Halymenia floresia - general view of the thallus.
The algal red colouring was used by the Ancient Romans to paint pictures, even though it fades in time, especially upon exposure to air. The grazing habits of herbivores in relation to this alga are still unknown; however, in the Philippines, the alga is consumed by inhabitants.
Biology and reproduction
The sporangium - the cystocarp - are spread over the entire alga. They resemble dark corpuscles.

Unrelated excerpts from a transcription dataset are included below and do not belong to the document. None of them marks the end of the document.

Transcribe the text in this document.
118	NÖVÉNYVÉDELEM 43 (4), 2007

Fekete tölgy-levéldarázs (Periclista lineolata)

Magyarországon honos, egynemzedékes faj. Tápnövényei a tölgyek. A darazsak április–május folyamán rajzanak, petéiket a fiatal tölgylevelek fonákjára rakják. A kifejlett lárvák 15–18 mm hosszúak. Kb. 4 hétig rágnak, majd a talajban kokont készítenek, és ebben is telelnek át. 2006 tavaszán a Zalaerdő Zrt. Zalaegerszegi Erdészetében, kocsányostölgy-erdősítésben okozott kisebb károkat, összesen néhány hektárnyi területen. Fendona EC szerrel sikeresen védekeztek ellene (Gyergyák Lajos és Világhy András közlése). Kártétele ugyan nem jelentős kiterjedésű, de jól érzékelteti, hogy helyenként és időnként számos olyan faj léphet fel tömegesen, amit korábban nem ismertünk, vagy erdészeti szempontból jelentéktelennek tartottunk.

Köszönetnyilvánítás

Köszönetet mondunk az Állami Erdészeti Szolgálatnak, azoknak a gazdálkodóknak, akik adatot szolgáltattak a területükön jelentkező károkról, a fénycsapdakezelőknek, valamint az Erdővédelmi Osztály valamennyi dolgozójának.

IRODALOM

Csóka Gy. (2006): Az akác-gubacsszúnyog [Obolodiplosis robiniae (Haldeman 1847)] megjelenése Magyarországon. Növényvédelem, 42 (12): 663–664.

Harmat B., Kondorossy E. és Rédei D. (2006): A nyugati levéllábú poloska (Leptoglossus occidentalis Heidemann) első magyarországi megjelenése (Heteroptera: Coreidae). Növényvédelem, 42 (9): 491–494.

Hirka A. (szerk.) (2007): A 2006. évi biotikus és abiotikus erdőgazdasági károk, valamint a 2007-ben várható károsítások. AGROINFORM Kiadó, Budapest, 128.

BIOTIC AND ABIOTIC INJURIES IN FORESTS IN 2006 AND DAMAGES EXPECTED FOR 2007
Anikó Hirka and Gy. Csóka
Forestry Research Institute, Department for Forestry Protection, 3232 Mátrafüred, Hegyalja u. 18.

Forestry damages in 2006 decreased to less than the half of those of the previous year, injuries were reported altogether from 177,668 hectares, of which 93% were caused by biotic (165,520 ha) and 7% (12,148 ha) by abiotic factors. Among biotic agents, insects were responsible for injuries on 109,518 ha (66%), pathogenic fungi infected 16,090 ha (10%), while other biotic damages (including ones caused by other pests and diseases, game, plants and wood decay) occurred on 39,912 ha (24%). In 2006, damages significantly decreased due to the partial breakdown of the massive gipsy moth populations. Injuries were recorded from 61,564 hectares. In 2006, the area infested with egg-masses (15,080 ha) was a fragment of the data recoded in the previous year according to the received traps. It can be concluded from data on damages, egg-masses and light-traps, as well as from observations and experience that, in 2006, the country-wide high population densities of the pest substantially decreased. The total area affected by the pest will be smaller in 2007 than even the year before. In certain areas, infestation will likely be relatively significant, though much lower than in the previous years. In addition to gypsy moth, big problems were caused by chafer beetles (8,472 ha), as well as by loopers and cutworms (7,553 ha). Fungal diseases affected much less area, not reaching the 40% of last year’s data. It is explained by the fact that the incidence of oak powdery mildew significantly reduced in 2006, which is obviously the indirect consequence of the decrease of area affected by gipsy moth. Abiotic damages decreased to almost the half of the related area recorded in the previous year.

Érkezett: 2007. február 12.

Seasonality and distribution
Nemlich and Danin found large quantities of this alga along the Israeli coast from May to November, but also in April and December. It has also been found in Egypt and Turkey. This impressive alga has been documented in many books and collections. At the Hebrew University Herbarium more than ten examples of different species are located. Nemlich and Danin reported on them both underwater, “We found it in abundance”, but I have not personally found any, ever. To the best of my knowledge, the alga has not been sighted along Israeli coasts for the past twenty years, and it may be extinct. Individuals have washed ashore in Tel Aviv and Jaffa, but these cannot be described as natural habitats any longer. It is not clear whether the disappearance is due to the destruction of coastal habitats or the appearance of herbivores (a species of which may have arrived from the Red Sea) or for some other reason. A small, unidentified red algae individual was found at one point by researchers from the Israeli Oceanographic and Limnological Research Institute at Haifa. It survived in the aquarium in which it has been preserved, to the surprise of all concerned, and became an impressive example of Halymenia, which has since deteriorated somewhat. I hope these lines are not a eulogy, but will serve for future reference. The Halymenia is widely distributed in warm seas around the world.
Additional species
Two species which are most widely reported, and were also found by Tikva Edelsten in the Haifa Bay, as well as in the deep sea, are: Halymenia floresia (Clemente) C. Agardh and Halymenia dichotoma (Clemente) C. Agardh.